Q: How do anti-discrimination laws that list sexual orientation also protect those with firmly held religious beliefs opposing such things as same-sex marriage?
A: This week much has been made about a county clerk in Kentucky who is refusing to issue marriage certificates to same-sex couples. She bases her refusal on her religious beliefs. This is a reemerging theme across the United States, whether it be pizza parlors, bakeries, or government agencies wherein an individual refuses to provide a service that would otherwise validate, condone, or service an event or act (such as a gay marriage) that they feel is wrong. This seemingly pits freedom of religion (and religious anti-discrimination laws) against equal protection (and sex anti-discrimination laws). This blog post merely touches on the issue from an employment standpoint. Ultimately, this is a complex issue that will certainly continue to play out in court rooms and legislatures for years to come.
As a threshold matter, sexual orientation is not specifically noted as a protected class in the federal anti-discrimination law (e.g. Title VII, The Civil Rights Act of 1964 section 7, 42 U.S.C. 2000e et seq.). However, the Equal Employment Opportunity Commission (“EEOC”) takes the position that “sex,” which is listed as a protected class in Title VII, encompasses sexual orientation. Religion is specifically listed. In California, sexual orientation, along with sex, gender identity, and gender expression are all specifically denoted in the state’s anti-discrimination laws (e.g. California Fair Employment and Housing Act, Government Code section 12900 et. seq (“FEHA”)). Also protected in California is an employee’s ability to engage in political activity, which, in recent years and months, has involved participation in discussions surrounding gay marriage and faith-based business refusals. (See California Labor Code section 1101 et. seq.) This reemerging conflict is not surprising. It is not hard to predict that some religious employees may not want to contribute to a gay marriage ceremony, particularly after supporting recent legislative efforts to keep the traditional definition of marriage. Likewise, it is not hard to predict that those on the other side of the issue may also discriminate against those who identify and practice a religion that maintains social beliefs they find repressive.

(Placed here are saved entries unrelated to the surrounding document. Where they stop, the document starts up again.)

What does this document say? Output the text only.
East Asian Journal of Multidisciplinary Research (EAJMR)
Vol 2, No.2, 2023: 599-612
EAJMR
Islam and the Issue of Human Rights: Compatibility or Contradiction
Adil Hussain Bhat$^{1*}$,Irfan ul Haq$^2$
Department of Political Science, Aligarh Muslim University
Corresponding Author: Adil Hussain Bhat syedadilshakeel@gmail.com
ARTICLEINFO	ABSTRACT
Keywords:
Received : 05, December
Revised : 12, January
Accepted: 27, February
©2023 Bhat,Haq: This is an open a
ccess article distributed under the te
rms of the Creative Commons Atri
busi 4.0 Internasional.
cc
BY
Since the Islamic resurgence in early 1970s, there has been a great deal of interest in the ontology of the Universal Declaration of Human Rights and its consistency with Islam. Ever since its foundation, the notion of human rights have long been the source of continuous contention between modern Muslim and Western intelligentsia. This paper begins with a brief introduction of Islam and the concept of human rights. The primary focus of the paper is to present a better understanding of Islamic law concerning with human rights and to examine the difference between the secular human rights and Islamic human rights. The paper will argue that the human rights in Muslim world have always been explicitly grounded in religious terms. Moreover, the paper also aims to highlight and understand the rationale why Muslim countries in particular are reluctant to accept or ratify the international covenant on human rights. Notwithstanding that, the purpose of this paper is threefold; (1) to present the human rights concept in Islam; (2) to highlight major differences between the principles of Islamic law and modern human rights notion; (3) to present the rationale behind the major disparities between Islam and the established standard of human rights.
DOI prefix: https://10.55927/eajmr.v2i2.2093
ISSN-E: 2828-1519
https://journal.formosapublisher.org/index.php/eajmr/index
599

So what should an employer do if, instead of the elected county clerk, it was an employee of the county clerk who refused to issue the marriage license? The EEOC notes that an employer must reasonably accommodate an applicant’s or employee’s sincerely held religious beliefs or practices if an accommodation will not impose more than a de minimis cost or burden on business operations. The EEOC also provides the following guidance as to what a proper accommodation might be.
“When an employee’s religious belief or practice conflicts with a particular task, appropriate accommodations may include relieving the employee of the task or transferring the employee to a different position or location that eliminates the conflict. Whether such accommodations pose an undue hardship on the employer will depend on factors such as the nature or importance of the duty at issue, the availability of others to perform the function, the availability of other positions, and the applicability of a collective bargaining agreement.”
The above seemingly suggests that the right answer would be to simply move the refusing employee to a position that does not require him/her to issue same-sex marriage certificates, so long as the move does not create an undue hardship. That said, doing so, could seemingly violate the same protections for those employees who might be gay. That makes sense because the employer could be seen as condoning discrimination and failing to eliminate the potential for future harassment by knowingly keeping and accommodating employees that have outwardly expressed an allegedly discriminatory view point. This would be particularly true for supervisory employees for whom an employer is held strictly liable.
While this argument currently plays out in the context of sexual orientation, through analogy it is not difficult to imagine an employee with certain religious beliefs refusing to provide service to a member of another religion, race, opposite gender, etc., or simply refusing to supervise gay employees. Put in those contexts, it is difficult to see a court requiring (or even permitting) an employer from accommodating even a sincerely held religious belief that results in discrimination of a protected class of individuals.
This is not the first time in our history these types of issues have come to the national forefront. In the wake of the Supreme Court case of Loving v. Virginia, 388, U.S. 1 (1967), there were those who refused to marry mixed-race couples – some claiming religion. Indeed, this type of refusal occurred as late as 2009 when a Louisiana Justice of the Peace refused to marry a mixed race couple. However, what makes recent events even more complicated, is that unlike the time after Loving, there will likely be allegations of discrimination on both sides of the issue. In other words, in today’s climate, it is likely we will also see cases brought by religious employees who claim they are being discriminated against by those who feel their views are out of step, as well as by gay employees/customers.
In the end, as noted above, forecasting is difficult where two protected classes have the potential for conflict. It is an issue that will need to be continually monitored. Employers facing issues of accommodating an employee’s refusal to service a specific group of individuals will need to very carefully consider the potential risks associated with taking such action before deciding to grant or deny the accommodation.